Performance of int/long in Python 3

MRAB python at mrabarnett.plus.com
Mon Apr 1 13:53:44 EDT 2013


On 01/04/2013 18:07, Steven D'Aprano wrote:
> On Mon, 01 Apr 2013 08:15:53 -0400, Roy Smith wrote:
>
>> In article <515941d8$0$29967$c3e8da3$5496439d at news.astraweb.com>,
>>  Steven D'Aprano <steve+comp.lang.python at pearwood.info> wrote:
>>
>>> [...]
>>> >> OK, that leads to the next question.  Is there anyway I can (in
>>> >> Python 2.7) detect when a string is not entirely in the BMP?  If I
>>> >> could find all the non-BMP characters, I could replace them with
>>> >> U+FFFD (REPLACEMENT CHARACTER) and life would be good (enough).
>>>
>>> Of course you can do this, but you should not. If your input data
>>> includes character C, you should deal with character C and not just
>>> throw it away unnecessarily. That would be rude, and in Python 3.3 it
>>> should be unnecessary.
>>
>> The import job isn't done yet, but so far we've processed 116 million
>> records and had to clean up four of them.  I can live with that.

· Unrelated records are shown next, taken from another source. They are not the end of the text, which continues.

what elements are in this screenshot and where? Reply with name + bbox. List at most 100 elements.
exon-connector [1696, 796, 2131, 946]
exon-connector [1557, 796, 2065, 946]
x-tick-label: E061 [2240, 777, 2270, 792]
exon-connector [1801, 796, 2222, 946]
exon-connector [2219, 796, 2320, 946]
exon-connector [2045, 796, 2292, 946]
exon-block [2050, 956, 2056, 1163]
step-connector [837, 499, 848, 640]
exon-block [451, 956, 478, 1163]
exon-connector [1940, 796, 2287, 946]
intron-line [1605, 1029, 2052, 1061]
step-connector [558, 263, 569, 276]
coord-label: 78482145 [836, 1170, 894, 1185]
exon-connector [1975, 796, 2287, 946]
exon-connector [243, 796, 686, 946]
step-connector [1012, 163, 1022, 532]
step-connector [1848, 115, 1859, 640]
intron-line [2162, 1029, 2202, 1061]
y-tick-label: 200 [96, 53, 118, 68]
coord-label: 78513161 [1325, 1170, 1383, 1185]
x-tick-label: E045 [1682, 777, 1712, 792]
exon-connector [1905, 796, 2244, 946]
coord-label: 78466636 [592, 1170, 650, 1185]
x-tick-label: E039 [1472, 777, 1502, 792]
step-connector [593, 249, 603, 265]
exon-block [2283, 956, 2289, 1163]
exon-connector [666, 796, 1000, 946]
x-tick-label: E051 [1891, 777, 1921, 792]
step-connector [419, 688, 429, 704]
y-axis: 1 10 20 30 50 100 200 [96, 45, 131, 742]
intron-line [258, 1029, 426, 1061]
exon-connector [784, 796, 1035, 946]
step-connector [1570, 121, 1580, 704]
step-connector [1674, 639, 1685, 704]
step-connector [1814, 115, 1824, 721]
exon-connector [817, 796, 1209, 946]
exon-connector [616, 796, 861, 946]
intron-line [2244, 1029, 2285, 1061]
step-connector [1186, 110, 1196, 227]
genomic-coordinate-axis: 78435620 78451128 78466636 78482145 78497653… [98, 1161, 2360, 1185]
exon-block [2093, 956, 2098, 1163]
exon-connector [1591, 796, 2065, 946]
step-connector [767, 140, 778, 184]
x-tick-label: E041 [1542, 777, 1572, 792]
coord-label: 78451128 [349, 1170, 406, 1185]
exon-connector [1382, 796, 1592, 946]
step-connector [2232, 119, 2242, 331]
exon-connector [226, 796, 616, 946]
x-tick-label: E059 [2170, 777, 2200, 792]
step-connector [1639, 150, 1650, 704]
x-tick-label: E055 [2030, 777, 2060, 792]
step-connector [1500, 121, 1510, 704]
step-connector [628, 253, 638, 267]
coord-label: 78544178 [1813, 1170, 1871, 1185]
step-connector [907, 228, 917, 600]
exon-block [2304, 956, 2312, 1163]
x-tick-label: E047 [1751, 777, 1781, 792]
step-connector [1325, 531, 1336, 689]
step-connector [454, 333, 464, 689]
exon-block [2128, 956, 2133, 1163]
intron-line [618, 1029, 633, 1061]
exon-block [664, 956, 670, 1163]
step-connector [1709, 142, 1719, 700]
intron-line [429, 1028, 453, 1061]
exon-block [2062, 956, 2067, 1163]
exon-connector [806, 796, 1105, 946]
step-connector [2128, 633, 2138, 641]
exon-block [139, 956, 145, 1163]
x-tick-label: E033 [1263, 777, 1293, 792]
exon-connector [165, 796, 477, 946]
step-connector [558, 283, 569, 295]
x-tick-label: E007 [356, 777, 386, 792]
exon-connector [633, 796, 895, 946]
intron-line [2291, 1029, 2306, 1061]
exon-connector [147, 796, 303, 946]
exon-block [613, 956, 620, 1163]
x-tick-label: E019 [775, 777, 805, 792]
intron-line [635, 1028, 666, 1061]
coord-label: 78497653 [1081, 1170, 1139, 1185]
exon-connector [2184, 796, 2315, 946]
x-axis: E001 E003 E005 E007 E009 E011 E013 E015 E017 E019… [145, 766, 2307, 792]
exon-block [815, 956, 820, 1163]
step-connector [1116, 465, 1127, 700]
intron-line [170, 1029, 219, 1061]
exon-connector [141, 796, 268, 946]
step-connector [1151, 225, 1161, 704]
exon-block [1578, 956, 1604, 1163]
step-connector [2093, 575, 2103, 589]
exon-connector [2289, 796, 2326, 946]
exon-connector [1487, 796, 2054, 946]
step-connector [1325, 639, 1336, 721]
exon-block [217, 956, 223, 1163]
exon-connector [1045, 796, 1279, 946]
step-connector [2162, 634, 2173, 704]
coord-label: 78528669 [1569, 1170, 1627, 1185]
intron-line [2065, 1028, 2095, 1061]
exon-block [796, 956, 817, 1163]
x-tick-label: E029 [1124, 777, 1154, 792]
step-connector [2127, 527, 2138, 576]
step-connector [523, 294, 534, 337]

>> Sometimes practicality trumps correctness.
>
> Well, true. It has to be said that few programming languages (and
> databases) make it easy to do the right thing. On the other hand, you're
> a programmer. Your job is to write correct code, not easy code.
>
>
>> It turns out, the problem is that the version of MySQL we're using
>
> Well there you go. Why don't you use a real database?
>
> http://www.postgresql.org/docs/9.2/static/multibyte.html
>
> :-)
>
> Postgresql has supported non-broken UTF-8 since at least version 8.1.
>
>
>> doesn't support non-BMP characters.  Newer versions do (but you have to
>> declare the column to use the utf8bm4 character set).  I could upgrade
>> to a newer MySQL version, but it's just not worth it.
>
> My brain just broke. So-called "UTF-8" in MySQL only includes up to a
> maximum of three-byte characters. There has *never* been a time where
> UTF-8 excluded four-byte characters. What were the developers thinking,
> arbitrarily cutting out support for 50% of UTF-8?
>
[snip]
50%? The BMP is one of 17 planes, so wouldn't that be 94%?